Foco prático: Aumente a ingestão total de proteínas em 10-20g por dia em comparação com a fase folicular. Priorize alimentos ricos em triptofano. Faça lanches com sementes de abóbora, ovos cozidos ou pasta de nozes com biscoitos de aveia entre as refeições para manter a glicemia estável e apoiar a produção de serotonina.
Quanto Proteína Você Realmente Precisa?
A ingestão diária recomendada (IDR) padrão de proteína é de 0,8g por quilograma de peso corporal. Mas esse valor foi elaborado para prevenir deficiência em adultos sedentários, não para otimizar a saúde hormonal, o humor ou o desempenho físico.
A maioria dos profissionais de nutrição funcional e pesquisadores recomenda ingestões consideravelmente mais elevadas para mulheres com estilos de vida ativos ou preocupações hormonais:
- Mínimo para suporte hormonal: 1,2g por quilograma de peso corporal por dia
- Ideal para mulheres ativas: 1,6-2,0g por quilograma de peso corporal por dia
- Recomendação para a fase lútea: Procure atingir a parte mais alta da sua faixa
Um estudo de 2018 publicado no Journal of the International Society of Sports Nutrition concluiu que ingestões de proteína acima de 1,62g por quilograma dificilmente produziriam benefício anabólico adicional em indivíduos treinados, mas para mulheres que priorizam resultados hormonais e de humor em vez de apenas ganho muscular, manter-se na faixa de 1,4-1,8g é uma meta sensata e baseada em evidências.
Para uma mulher de 65 kg, isso se traduz em aproximadamente 91-117g de proteína por dia. Distribuída em três refeições e um lanche, essa quantidade é totalmente alcançável sem suplementos proteicos em pó.

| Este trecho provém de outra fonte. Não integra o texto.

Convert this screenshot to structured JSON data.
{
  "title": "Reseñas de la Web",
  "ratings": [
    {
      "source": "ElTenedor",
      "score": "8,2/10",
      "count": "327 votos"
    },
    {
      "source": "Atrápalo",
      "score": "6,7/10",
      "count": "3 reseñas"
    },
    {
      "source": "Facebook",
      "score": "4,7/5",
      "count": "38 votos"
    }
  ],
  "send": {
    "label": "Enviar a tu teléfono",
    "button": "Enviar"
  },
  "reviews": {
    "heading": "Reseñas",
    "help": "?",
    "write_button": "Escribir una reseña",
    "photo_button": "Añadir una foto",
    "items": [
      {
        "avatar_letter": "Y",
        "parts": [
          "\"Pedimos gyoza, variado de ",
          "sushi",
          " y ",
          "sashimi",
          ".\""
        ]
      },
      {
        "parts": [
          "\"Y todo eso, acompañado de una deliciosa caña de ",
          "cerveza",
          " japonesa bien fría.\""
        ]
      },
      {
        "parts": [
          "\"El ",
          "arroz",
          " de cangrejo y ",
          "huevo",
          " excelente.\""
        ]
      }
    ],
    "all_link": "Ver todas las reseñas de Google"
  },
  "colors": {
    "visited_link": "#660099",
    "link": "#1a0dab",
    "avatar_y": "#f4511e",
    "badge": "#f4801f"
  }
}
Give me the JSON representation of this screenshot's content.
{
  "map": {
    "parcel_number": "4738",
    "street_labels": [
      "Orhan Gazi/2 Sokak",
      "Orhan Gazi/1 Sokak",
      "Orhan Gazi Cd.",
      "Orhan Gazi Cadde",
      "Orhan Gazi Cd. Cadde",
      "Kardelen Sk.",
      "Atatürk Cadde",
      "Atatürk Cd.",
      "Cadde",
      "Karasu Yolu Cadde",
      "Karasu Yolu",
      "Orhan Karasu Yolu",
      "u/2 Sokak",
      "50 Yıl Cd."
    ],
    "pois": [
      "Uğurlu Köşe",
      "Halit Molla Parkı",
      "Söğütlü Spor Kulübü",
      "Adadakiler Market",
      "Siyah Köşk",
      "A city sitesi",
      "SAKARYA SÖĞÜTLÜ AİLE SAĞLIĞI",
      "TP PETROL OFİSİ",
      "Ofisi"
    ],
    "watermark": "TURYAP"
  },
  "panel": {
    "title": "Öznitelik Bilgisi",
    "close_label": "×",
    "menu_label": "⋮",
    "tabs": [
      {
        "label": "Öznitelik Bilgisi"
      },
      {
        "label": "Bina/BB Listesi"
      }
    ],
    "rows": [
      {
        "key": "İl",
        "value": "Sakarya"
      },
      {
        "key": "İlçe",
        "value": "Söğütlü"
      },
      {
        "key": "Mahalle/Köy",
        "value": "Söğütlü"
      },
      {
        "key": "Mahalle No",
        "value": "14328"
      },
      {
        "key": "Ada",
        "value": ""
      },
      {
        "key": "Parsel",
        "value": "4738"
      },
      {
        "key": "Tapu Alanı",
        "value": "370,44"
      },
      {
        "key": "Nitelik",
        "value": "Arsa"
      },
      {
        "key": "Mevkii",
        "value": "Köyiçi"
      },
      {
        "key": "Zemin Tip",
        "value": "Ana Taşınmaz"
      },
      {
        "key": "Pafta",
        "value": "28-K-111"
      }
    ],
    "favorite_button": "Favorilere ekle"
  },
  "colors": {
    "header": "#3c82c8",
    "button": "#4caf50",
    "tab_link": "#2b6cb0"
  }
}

Melhores Fontes de Proteína para a Saúde Hormonal
Nem todas as proteínas são igualmente eficazes para o suporte hormonal. Aqui estão as melhores escolhas e os motivos pelos quais funcionam:
Fontes Animais
- Ovos: Proteína completa, rica em colina (apoia a destoxificação hepática e a função cerebral), contém triptofano
- Peixes gordurosos (salmão, sardinhas, cavalinha): Proteína mais ácidos graxos ômega-3, que reduzem a inflamação mediada por prostaglandinas e apoiam a síntese de progesterona
- Frango e peru criados a pasto: Alto teor de triptofano, magros e versáteis
- Iogurte grego: Proteína mais probióticos, que apoiam o microbioma intestinal e o metabolismo saudável do estrogênio
- Caldo de ossos: Rico em glicina e peptídeos de colágeno com propriedades anti-inflamatórias relevantes para a menstruação
Fontes Vegetais
- Lentilhas e leguminosas: Proteína mais fibras (que se ligam ao excesso de estrogênio no intestino para excreção), ferro e vitaminas do complexo B
- Edamame e tempeh: Proteínas vegetais completas com fitoestrógenos que exercem um leve efeito modulador sobre o estrogênio
- Sementes de cânhamo: Proteína completa com uma proporção ideal de ômega-3 para ômega-6
- Sementes de abóbora: Proteína, zinco e triptofano — uma combinação poderosa para o suporte na fase lútea
- Quinoa: Um raro grão com proteína vegetal completa, também rico em magnésio
Distribuição da Proteína ao Longo do Dia: Isso Importa para o Ciclo?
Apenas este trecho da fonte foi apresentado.